Kahvaltıdan sonra düşün yollara tekrar özgür hissetmek için çıkın Galata Kulesine bu defa takın Hazerfan kanatlarınızı uçun süzülün gökyüzünde. Bildik bir kıyıya vardığınızda çıkarın kanatlarınızı. Kız Kulesinde zamane aşklarına tanıklık edin, kendi aşkınıza bir şans daha tanıyarak.
Çocukluğunuzun kokularını aramak için gideceğiniz adres kesinlikle oyuncak müzesi olmalıdır. Oyuncak müzesinde evcilik oynayın taş bebekleri gizlice alarak sergilendikleri camekandan. Olmadı itfaiye eri olun kurtarınİstanbul'u kül olmaktan... Uzay odasında , Mr. Spake ile Uranüs , Neptün , Plüton bir iki ... Kuklaları indirin dizildikleri yerden , kurun derme çatma sahne , oynatın Kuklalara " Romeo ve Juliette'i " ne de olsa "Aşk , her dilde aynı oynanır” 



Ve hala doyamadınızsa oyun oynamaya , ayrılın Oyuncak Müzesinden çıkın bu defa sokağa , toplayın kız arkadaşlarınızı , 5 taş oynayın , 5 Prens Adasıyla :)
Hiç bir çocuğa nasip olmamıştır yeryüzü tarihinde böylesine Oyuncaklar ! 
Üniversite çağınıza tutunmak istediğinizde , atlayın Kadıköy'den vapura , Eminönüne vardığınızda O bekliyor olacaktır İskelede. 

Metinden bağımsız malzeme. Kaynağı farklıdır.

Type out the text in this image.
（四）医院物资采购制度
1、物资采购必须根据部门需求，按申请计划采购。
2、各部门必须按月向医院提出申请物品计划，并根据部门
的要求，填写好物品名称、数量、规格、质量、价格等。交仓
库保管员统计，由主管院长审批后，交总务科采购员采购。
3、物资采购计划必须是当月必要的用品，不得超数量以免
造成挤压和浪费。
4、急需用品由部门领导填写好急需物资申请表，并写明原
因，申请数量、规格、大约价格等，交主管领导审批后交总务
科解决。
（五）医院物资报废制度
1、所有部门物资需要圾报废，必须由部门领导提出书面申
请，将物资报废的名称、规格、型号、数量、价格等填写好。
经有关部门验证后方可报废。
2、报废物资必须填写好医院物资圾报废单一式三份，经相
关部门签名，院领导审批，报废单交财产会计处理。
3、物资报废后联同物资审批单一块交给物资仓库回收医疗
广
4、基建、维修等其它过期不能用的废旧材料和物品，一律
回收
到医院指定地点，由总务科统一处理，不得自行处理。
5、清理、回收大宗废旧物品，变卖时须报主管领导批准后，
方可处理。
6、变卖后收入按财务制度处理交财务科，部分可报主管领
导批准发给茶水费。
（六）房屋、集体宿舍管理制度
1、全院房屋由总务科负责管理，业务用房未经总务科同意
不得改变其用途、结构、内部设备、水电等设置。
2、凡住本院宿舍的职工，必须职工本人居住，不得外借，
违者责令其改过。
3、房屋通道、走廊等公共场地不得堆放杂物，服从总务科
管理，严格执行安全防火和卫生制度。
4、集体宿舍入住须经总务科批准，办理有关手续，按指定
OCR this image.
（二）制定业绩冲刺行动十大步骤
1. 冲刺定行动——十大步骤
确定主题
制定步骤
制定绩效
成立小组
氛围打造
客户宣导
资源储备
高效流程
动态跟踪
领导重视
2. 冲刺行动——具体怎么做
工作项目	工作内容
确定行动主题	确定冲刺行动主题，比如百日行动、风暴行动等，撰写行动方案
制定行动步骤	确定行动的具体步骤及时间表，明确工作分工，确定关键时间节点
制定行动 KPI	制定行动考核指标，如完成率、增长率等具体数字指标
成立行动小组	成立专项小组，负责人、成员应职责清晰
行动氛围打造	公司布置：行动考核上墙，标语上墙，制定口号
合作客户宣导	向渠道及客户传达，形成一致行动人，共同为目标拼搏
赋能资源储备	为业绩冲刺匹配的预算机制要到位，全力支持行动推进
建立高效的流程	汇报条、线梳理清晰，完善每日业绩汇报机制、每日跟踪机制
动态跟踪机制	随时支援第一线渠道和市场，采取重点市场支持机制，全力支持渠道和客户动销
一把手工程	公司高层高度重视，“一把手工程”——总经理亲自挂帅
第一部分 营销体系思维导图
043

Birlikte yürüyün Eminönünde, Cağaloğlu yokuşundan çıkın , Nuruosmaniye Kapısına kadar arayın seslerini sınıf arkadaşlarınızın. Kapalıçarşının içinden geçerken , bir kaçamak yapın ve hızlıca gözatın " Bedestene “, asırlık kahve' de bol köpüklü İstanbul kahvenizi yudumlayın , lokumla ağzınızı tadlandırarak :)
Dışarısı kararmaya başladığında meyhanelere sorun geri kalanını İstanbul'un rakı , meze ve gündüz ağa yakalanan palamut yeter geceyi anlatmaya , fonda : "Şimdi uzaklardasın" ,               "Gözlerinin içine başka hayal girmesin" , "Hiç bir şey de gözüm yok" , "Bir kızıl goncaya benzer dudağın" , "Nasıl geçti habersiz o güzelim yıllarım" , "Fikrimin ince gülü" , "Kimseye etmem şikayet" , "Huysuz ve tatlı kadın" , "Bir tatlı huzur almaya geldim Kalamış'tan" , "Duydum ki unutmuşsun gözlerimin rengini" , "İntizar" , "Senede bir gün" , "Bu akşam bütün meyhanelerini dolaştım İstanbul'un" , "Elveda meyhaneci" ... arasından sayabildiklerin ile ayrılırken çakırkeyf meyhaneden , bugün de , bir önceki gün gibi yerini alacaktır tarih sayfalarında !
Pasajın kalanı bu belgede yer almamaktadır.